Ach, es gab also auch Vertriebene anderer Art. Unter Vertriebenen in Böhmen habe ich mir immer die Sudetendeutschen vorgestellt. Als ich mich bei Wikipedia auf Deutsch über vertriebene Tschechen informieren wollte, war von nichts anderem als von Sudetendeutschen die Rede. Bestenfalls fand man Beiträge über tschechische Sozialdemokraten und Juden, die „aus eigenem Antrieb“ das Sudetengebiet nach September 1938 verlassen haben (oder gleich in den Kellern der Gestapo landeten).

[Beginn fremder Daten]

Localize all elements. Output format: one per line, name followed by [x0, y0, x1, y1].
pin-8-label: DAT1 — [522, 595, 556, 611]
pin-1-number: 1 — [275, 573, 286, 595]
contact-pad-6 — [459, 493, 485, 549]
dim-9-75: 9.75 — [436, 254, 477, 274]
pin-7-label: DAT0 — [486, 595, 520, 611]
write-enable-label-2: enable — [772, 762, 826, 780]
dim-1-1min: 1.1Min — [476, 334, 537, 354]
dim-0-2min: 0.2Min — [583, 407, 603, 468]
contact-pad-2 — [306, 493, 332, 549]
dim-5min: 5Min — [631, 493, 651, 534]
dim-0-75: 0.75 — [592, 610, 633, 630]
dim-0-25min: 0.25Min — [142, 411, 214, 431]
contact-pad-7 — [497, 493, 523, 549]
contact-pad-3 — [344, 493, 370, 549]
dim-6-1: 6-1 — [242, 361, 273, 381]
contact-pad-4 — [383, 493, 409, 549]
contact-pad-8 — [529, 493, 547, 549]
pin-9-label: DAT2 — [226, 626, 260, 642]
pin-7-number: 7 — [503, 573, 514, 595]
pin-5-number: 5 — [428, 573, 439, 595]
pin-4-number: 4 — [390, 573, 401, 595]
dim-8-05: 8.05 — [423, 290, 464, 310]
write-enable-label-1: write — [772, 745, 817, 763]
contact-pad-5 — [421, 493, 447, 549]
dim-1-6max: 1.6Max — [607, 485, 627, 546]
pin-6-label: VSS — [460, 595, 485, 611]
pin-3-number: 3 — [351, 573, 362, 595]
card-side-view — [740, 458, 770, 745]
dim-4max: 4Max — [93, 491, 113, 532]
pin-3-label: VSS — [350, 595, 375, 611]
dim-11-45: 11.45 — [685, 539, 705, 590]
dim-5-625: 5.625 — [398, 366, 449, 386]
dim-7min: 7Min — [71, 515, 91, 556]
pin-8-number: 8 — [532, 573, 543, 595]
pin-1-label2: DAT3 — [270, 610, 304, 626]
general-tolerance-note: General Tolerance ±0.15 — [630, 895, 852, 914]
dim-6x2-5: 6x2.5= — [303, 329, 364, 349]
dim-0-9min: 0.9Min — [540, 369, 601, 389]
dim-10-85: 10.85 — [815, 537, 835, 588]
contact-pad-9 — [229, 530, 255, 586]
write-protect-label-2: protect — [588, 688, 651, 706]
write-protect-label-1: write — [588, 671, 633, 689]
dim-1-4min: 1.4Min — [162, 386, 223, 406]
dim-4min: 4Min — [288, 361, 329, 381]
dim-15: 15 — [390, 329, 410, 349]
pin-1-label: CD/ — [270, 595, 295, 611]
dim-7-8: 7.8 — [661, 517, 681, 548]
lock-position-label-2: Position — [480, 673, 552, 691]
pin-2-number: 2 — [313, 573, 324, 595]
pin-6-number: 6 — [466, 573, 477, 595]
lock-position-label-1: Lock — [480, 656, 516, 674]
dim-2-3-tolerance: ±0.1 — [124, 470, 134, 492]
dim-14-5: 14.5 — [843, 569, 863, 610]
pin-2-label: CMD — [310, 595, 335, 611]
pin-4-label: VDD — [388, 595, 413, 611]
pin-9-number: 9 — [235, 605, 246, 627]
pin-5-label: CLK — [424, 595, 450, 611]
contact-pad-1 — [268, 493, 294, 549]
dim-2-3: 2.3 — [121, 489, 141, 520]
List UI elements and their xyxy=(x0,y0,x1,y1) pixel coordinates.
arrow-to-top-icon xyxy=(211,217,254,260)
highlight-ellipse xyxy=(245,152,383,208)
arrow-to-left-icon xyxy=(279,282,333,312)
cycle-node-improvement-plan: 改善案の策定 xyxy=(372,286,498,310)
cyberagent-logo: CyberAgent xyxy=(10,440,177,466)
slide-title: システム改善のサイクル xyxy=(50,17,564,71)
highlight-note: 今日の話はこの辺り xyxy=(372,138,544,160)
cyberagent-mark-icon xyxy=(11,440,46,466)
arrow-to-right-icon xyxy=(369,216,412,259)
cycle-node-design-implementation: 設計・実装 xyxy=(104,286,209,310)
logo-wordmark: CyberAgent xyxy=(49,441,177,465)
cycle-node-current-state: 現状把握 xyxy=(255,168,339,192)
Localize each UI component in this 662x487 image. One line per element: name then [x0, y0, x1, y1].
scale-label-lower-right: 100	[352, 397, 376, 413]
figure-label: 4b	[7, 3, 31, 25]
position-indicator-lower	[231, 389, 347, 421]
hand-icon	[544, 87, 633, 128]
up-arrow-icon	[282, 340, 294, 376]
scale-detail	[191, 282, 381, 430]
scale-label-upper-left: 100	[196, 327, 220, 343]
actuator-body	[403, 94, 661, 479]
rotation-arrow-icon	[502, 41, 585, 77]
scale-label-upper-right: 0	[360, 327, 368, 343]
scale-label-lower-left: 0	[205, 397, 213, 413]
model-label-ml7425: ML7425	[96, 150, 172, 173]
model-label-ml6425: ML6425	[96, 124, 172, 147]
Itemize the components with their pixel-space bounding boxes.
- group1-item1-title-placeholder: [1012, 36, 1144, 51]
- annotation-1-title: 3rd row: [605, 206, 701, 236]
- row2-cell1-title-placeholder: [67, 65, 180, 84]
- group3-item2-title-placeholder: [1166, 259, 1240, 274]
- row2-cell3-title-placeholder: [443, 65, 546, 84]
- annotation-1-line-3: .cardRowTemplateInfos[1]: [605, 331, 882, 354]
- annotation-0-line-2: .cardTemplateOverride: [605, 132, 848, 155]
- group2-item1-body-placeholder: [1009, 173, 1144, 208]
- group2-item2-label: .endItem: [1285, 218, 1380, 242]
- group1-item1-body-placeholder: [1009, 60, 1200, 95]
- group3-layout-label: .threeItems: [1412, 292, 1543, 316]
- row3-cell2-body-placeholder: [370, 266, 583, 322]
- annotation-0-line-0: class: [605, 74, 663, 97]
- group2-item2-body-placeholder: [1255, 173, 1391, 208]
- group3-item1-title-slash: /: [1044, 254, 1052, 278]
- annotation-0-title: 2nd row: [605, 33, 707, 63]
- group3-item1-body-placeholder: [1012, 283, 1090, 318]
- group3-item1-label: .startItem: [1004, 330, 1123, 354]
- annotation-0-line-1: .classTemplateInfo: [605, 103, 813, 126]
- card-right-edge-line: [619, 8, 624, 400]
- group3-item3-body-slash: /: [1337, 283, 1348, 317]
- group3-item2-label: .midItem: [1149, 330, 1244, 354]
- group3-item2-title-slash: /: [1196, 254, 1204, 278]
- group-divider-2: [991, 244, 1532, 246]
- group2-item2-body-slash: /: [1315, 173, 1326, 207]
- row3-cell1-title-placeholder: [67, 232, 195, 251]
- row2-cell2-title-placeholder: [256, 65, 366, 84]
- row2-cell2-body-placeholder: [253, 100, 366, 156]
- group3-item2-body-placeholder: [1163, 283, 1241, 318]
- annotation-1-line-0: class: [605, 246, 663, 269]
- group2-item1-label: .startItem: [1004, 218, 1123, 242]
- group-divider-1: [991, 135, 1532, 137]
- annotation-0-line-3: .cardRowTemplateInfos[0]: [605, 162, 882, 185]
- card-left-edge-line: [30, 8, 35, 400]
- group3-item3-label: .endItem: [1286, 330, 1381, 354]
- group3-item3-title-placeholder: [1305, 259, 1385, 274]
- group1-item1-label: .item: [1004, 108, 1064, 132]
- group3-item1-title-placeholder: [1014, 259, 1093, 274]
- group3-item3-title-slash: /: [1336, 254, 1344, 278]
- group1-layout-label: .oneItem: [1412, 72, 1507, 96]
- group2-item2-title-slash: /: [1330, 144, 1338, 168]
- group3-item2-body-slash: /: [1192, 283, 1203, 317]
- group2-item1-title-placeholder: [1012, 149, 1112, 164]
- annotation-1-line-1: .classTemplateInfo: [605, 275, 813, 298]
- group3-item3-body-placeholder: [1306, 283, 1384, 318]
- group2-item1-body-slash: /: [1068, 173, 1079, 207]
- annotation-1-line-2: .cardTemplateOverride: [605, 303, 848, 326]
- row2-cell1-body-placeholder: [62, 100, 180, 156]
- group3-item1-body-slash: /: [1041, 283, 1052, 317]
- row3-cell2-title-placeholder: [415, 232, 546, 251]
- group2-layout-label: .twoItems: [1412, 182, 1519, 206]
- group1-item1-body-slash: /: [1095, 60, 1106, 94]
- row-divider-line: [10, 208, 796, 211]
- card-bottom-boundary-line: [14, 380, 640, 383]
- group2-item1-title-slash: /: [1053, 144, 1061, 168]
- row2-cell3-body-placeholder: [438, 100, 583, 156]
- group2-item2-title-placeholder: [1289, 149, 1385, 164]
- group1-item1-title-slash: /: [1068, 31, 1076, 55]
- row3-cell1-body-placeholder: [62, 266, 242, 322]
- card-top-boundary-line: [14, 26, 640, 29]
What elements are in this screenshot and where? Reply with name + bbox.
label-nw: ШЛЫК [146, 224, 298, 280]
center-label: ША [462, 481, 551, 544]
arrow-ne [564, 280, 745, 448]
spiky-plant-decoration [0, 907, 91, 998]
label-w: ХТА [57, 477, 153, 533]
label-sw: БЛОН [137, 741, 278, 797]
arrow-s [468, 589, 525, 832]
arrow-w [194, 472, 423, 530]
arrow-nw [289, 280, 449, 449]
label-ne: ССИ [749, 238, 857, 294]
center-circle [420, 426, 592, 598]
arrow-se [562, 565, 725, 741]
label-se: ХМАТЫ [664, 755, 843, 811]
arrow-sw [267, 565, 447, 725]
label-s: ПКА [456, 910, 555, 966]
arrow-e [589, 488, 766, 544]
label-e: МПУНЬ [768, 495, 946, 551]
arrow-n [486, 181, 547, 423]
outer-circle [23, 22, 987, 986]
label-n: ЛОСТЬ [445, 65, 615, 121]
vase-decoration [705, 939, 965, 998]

Später informierten wir uns über das Aussiedlungsprogramm, das für die Bewohner eines großen Gebiets im nördlichen Südböhmen auf einer Fläche von ca. 400 km2 in den Jahren 1942-1944 stattgefunden hatte, und das gleichzeitig als Versuchsprogramm für spätere Aussiedlungsaktionen an slawischen Menschen dienen sollte, die Platz für das bekannte „Volk ohne Raum“ schaffen sollten.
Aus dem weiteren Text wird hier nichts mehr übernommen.